O
filme “O Terminal” (2004), dirigido por Steven
Spielberg, com parceira de Tom Hanks, e estrelado por esse último, narra a
história de Viktor Navorski, um viajante do leste europeu que, ao adentrar nos Estados Unidos, aeroporto John
Kennedy, New York, é tomado de surpresa por um golpe de estado em seu país natal, impossibilitando-o obviamente de sair do aeroporto.

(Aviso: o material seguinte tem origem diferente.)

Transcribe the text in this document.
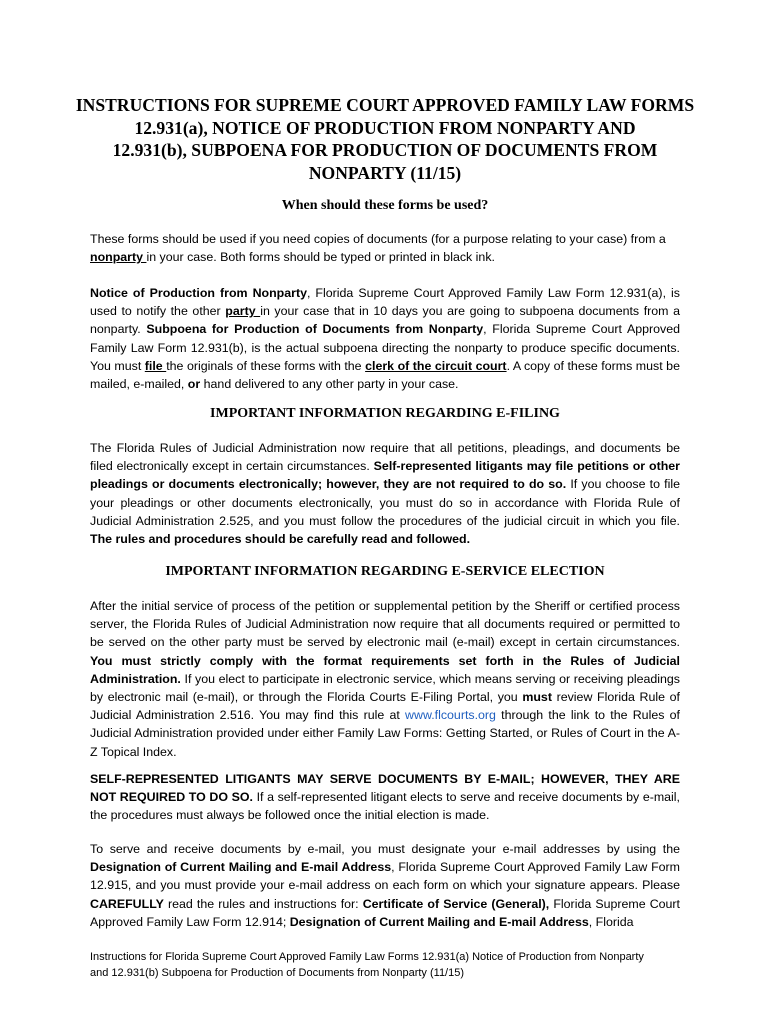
INSTRUCTIONS FOR SUPREME COURT APPROVED FAMILY LAW FORMS
12.931(a), NOTICE OF PRODUCTION FROM NONPARTY AND
12.931(b), SUBPOENA FOR PRODUCTION OF DOCUMENTS FROM
NONPARTY (11/15)
When should these forms be used?

These forms should be used if you need copies of documents (for a purpose relating to your case) from a nonparty in your case. Both forms should be typed or printed in black ink.

Notice of Production from Nonparty, Florida Supreme Court Approved Family Law Form 12.931(a), is used to notify the other party in your case that in 10 days you are going to subpoena documents from a nonparty. Subpoena for Production of Documents from Nonparty, Florida Supreme Court Approved Family Law Form 12.931(b), is the actual subpoena directing the nonparty to produce specific documents. You must file the originals of these forms with the clerk of the circuit court. A copy of these forms must be mailed, e-mailed, or hand delivered to any other party in your case.

IMPORTANT INFORMATION REGARDING E-FILING

The Florida Rules of Judicial Administration now require that all petitions, pleadings, and documents be filed electronically except in certain circumstances. Self-represented litigants may file petitions or other pleadings or documents electronically; however, they are not required to do so. If you choose to file your pleadings or other documents electronically, you must do so in accordance with Florida Rule of Judicial Administration 2.525, and you must follow the procedures of the judicial circuit in which you file. The rules and procedures should be carefully read and followed.

IMPORTANT INFORMATION REGARDING E-SERVICE ELECTION

After the initial service of process of the petition or supplemental petition by the Sheriff or certified process server, the Florida Rules of Judicial Administration now require that all documents required or permitted to be served on the other party must be served by electronic mail (e-mail) except in certain circumstances. You must strictly comply with the format requirements set forth in the Rules of Judicial Administration. If you elect to participate in electronic service, which means serving or receiving pleadings by electronic mail (e-mail), or through the Florida Courts E-Filing Portal, you must review Florida Rule of Judicial Administration 2.516. You may find this rule at www.flcourts.org through the link to the Rules of Judicial Administration provided under either Family Law Forms: Getting Started, or Rules of Court in the A-Z Topical Index.

SELF-REPRESENTED LITIGANTS MAY SERVE DOCUMENTS BY E-MAIL; HOWEVER, THEY ARE NOT REQUIRED TO DO SO. If a self-represented litigant elects to serve and receive documents by e-mail, the procedures must always be followed once the initial election is made.

To serve and receive documents by e-mail, you must designate your e-mail addresses by using the Designation of Current Mailing and E-mail Address, Florida Supreme Court Approved Family Law Form 12.915, and you must provide your e-mail address on each form on which your signature appears. Please CAREFULLY read the rules and instructions for: Certificate of Service (General), Florida Supreme Court Approved Family Law Form 12.914; Designation of Current Mailing and E-mail Address, Florida

Instructions for Florida Supreme Court Approved Family Law Forms 12.931(a) Notice of Production from Nonparty
and 12.931(b) Subpoena for Production of Documents from Nonparty (11/15)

Isto porque com um golpe de estado os países não são obrigados a receberem os
cidadãos de tais lugares, posto que as relações diplomáticas são
cortadas.
O
que o filme de uma forma ingênua não explora é que no fundo os aeroportos
constituem-se como
não-lugares na contemporaneidade para os viajantes, não para quem trabalha
nele. O conceito de não-lugar denota espaços de dispersão social sem agregação
afetiva, de construção de relação política, da ideia clássica de pólis, urbe, pois os
transeuntes não são daquele lugar, estão sempre de passagem, de forma apressada
em busca de novas rotas. Como diria Marc Augé, antropólogo francês, autor do
conceito, não-lugar é um espaço de passagem incapaz de dar forma a qualquer
forma de identidade.
A
questão é que os não-lugares são cada vez mais comuns na ultramodernidade, já
que o termo pós-modernidade não se aplicaria bem. Com o avanço rápido do
capital, alterando substancialmente a percepção de tempo, espaço, coisificando
os sentimentos, viver passou a ser referente de remir o tempo, lastreado pela
concepção mais que voraz de consumo. O consumo é quem estabelece as bases da
cidadania, logo, o preposto clássico de participação do sujeito cidadão
enquanto premissa da política, forjada no classicismo grego, foi substituído
pela potência do ato revolucionário de consumir, qualquer que seja
a coisa: afetos, desejos, festas, situações.
Nos
aeroportos, em decorrência do avanço da tecnologia, é possível fazer o check-in de
casa, ou de qualquer lugar que possua a portabilidade digital, então, se o
sujeito não tiver bagagem para despachar, pode ir direto para a sala de
embarque. Lá dentro com o seu laptop, iphone, ipad, não se comunica com ninguém,
a virtualidade é o seu mote.
Esse
é um dos problemas da tecnologia e da internet: conecta e desconecta as pessoas
ao mesmo tempo. O italiano Giorgio Agamben, em
sua obra O que é contemporâneo, faz
uma dura crítica ao uso frenético do celular. Esse instrumento, cognominado por
ele como utensílio,
equipamento, dispositivo, leva as pessoas a um estado de não percepção de nada
ao redor, ao não ser a suposta ligação sensorial com outra pessoa do outro lado
da linha. O problema é que com o frenesi da vida moderna, passamos a falar
muito mais com o outro distante do que com o próximo.
Uso
dessa mesma prerrogativa para criticar determinados usos do facebook.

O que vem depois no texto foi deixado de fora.